MINNEAPOLIS — George Floyd's family filed a lawsuit Wednesday against the city of Minneapolis and the four police officers charged in his death, alleging the officers violated Floyd's rights when they restrained him and that the city allowed a culture of excessive force, racism and impunity to flourish in its police force.
The lawsuit came the same day that members of a city charter commission took public comments on a proposal to dismantle the Minneapolis Police Department. Many residents strongly favored putting the proposal to a citywide vote in November.
The civil rights lawsuit, filed in U.S. District Court in Minnesota, was announced by attorney Ben Crump and other lawyers representing Floyd's family members. It seeks compensatory and special damages in an amount to be determined by a jury. It also asks for a receiver to be appointed to ensure that the city properly trains and supervises officers in the future.
"This complaint shows what we have said all along, that Mr. Floyd died because the weight of the entire Minneapolis Police Department was on his neck," Crump said in a statement. "The City of Minneapolis has a history of policies, procedures and deliberate indifference that violates the rights of arrestees, particularly Black men, and highlights the need for officer training and discipline."
Crump said the lawsuit seeks to set a precedent "that makes it financially prohibitive for police to wrongfully kill marginalized people — especially Black people — in the future."
Mayor Jacob Frey's office said he couldn't comment on pending litigation. Interim City Attorney Erik Nilsson said the city is reviewing the lawsuit and will respond to it.
Floyd, a Black man who was handcuffed, died May 25 after Derek Chauvin, a white police officer, pressed his knee against Floyd's neck for nearly eight minutes as Floyd said he couldn't breathe. Chauvin is charged with second-degree murder, third-degree murder and manslaughter. Three other officers at the scene — Tou Thao, Thomas Lane and J. Kueng — are charged with aiding and abetting both second-degree murder and manslaughter.
All four officers were fired the day after Floyd's death, which set off protests that spread around the world and turned into a national reckoning on race in America.
Floyd's death also sparked calls to abolish the Minneapolis Police Department and replace it with a new public safety department.
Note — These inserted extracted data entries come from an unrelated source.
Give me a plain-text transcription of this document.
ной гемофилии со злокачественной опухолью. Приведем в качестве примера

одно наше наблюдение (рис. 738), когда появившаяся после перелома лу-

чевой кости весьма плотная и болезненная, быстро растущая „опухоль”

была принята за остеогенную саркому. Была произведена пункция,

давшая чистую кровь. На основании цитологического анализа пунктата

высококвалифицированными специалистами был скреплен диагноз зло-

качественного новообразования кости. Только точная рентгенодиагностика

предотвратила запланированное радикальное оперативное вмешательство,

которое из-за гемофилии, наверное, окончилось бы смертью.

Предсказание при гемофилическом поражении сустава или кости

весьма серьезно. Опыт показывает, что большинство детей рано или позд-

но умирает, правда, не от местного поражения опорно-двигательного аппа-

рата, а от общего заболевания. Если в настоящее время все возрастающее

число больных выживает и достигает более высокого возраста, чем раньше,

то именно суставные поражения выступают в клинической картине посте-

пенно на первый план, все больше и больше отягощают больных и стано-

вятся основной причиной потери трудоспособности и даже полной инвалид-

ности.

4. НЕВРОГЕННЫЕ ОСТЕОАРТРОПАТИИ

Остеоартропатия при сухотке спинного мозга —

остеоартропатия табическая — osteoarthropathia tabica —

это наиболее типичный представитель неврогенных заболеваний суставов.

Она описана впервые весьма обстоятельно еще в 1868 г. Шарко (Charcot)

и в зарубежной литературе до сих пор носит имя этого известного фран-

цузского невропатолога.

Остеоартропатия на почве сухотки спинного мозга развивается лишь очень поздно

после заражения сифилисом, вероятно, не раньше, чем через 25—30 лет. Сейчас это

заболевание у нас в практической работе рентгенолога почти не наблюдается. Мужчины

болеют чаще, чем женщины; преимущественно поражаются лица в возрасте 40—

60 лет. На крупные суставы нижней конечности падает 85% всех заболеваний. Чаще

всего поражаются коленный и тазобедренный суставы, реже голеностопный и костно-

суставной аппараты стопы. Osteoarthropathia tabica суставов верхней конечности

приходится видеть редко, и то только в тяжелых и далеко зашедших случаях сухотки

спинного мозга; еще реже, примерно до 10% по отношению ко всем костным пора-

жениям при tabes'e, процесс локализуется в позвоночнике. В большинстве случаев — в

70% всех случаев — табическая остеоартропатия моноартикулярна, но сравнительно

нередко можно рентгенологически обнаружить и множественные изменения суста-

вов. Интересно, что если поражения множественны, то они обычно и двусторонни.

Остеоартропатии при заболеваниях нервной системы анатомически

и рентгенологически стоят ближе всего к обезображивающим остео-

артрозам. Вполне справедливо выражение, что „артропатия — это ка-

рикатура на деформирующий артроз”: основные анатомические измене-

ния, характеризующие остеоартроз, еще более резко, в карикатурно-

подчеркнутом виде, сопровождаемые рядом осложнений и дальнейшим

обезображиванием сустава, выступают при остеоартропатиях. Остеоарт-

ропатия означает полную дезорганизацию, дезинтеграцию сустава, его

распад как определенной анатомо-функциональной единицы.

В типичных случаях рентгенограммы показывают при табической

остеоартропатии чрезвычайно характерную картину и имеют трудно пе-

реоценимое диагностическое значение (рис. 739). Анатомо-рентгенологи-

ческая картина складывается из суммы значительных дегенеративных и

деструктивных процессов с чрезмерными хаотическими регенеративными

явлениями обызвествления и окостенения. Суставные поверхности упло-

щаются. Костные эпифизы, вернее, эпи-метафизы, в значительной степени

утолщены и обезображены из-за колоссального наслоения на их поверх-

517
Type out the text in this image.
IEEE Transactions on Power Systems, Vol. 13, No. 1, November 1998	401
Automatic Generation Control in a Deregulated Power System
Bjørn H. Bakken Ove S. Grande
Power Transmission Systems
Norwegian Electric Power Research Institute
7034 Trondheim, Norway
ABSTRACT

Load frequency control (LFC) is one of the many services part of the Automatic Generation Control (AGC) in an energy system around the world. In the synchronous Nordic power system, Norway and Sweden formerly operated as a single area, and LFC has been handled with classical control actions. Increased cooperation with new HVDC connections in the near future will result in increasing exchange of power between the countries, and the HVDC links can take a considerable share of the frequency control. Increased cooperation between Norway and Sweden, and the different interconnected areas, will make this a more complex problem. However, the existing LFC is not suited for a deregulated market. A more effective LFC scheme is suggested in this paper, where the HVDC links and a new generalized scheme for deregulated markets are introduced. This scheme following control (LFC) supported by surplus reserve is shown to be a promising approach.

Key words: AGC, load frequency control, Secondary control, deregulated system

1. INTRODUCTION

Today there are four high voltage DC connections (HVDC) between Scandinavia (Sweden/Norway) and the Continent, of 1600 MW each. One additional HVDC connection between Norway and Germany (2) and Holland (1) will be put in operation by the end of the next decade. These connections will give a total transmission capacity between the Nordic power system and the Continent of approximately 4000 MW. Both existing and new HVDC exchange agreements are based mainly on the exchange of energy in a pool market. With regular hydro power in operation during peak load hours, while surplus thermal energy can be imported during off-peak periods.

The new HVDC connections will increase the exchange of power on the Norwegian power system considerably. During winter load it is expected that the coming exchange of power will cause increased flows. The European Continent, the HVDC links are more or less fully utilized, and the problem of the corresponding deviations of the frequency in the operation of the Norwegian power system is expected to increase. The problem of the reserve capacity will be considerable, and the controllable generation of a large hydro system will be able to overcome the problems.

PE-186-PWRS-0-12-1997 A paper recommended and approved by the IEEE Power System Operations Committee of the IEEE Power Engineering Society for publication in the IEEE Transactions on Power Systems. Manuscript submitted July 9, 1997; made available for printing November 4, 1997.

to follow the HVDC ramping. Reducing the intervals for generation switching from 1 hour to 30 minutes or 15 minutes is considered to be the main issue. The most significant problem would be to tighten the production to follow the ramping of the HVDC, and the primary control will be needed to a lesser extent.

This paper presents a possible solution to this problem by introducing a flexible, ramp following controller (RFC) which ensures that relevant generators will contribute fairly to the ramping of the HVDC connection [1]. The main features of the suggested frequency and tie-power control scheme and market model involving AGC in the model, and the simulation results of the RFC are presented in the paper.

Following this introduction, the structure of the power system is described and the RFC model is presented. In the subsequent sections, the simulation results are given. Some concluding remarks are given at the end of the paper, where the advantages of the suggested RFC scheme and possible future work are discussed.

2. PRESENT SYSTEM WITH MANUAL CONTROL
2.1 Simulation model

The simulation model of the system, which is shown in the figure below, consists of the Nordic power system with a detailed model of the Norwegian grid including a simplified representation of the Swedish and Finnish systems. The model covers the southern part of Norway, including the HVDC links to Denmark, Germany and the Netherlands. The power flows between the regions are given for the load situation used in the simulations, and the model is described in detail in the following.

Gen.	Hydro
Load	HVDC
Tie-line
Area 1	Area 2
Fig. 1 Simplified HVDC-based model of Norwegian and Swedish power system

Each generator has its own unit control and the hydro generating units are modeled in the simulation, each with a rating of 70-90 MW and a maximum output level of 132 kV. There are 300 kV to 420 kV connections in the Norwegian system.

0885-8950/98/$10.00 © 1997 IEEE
A majority of City Council members support the move, saying the department has a long history and culture of brutality that has resisted change. The proposal requires a change in the city charter. Most callers to the first hour of a public hearing Wednesday evening urged the charter commission to let voters decide.
The lawsuit comes on the same day that a court allowed public viewing by appointment of video from the body cameras of Lane and Kueng. A coalition of news organizations and attorneys for Lane and Kueng have been advocating to make the videos public, saying they would provide a more complete picture of what happened. The judge hasn't said why he's not allowing the video to be disseminated more widely.
According to documents in state probate court, Floyd is survived by 11 known heirs, including five children and six siblings. They live in Texas, North Carolina, Florida and New York. All but one of Floyd's children are adults. He has no living parents or grandparents. Kaarin Nelson Schaffer, named last week as the trustee for Floyd's family, is the plaintiff in the federal lawsuit.
The lawsuit takes issue with police policies and training. It says that even though neck restraints can be deadly, the police department allowed them to be used in situations in which deadly force wasn't warranted. After Floyd's death, Police Chief Medaria Arradondo said the type of restraint Chauvin had used wasn't authorized.
The lawsuit also contends that the city acted with "deliberate indifference" when it came to allowing police to use excessive force. It says the city ratified practices that allowed officers to treat Black community members differently and it fostered a culture in which officers weren't penalized for bad actions.
"It really is about trying to change the culture and behavior of policing," Crump said at a news conference. "We would have hope that George Floyd did not have to sacrifice his life to bring about these changes. But now we are here, and we are at a tipping point."
Last year, Minneapolis agreed to pay $20 million to the family of Justine Ruszczyk Damond, an unarmed woman who was shot by an officer after she called 911 to report hearing a possible crime happening behind her home.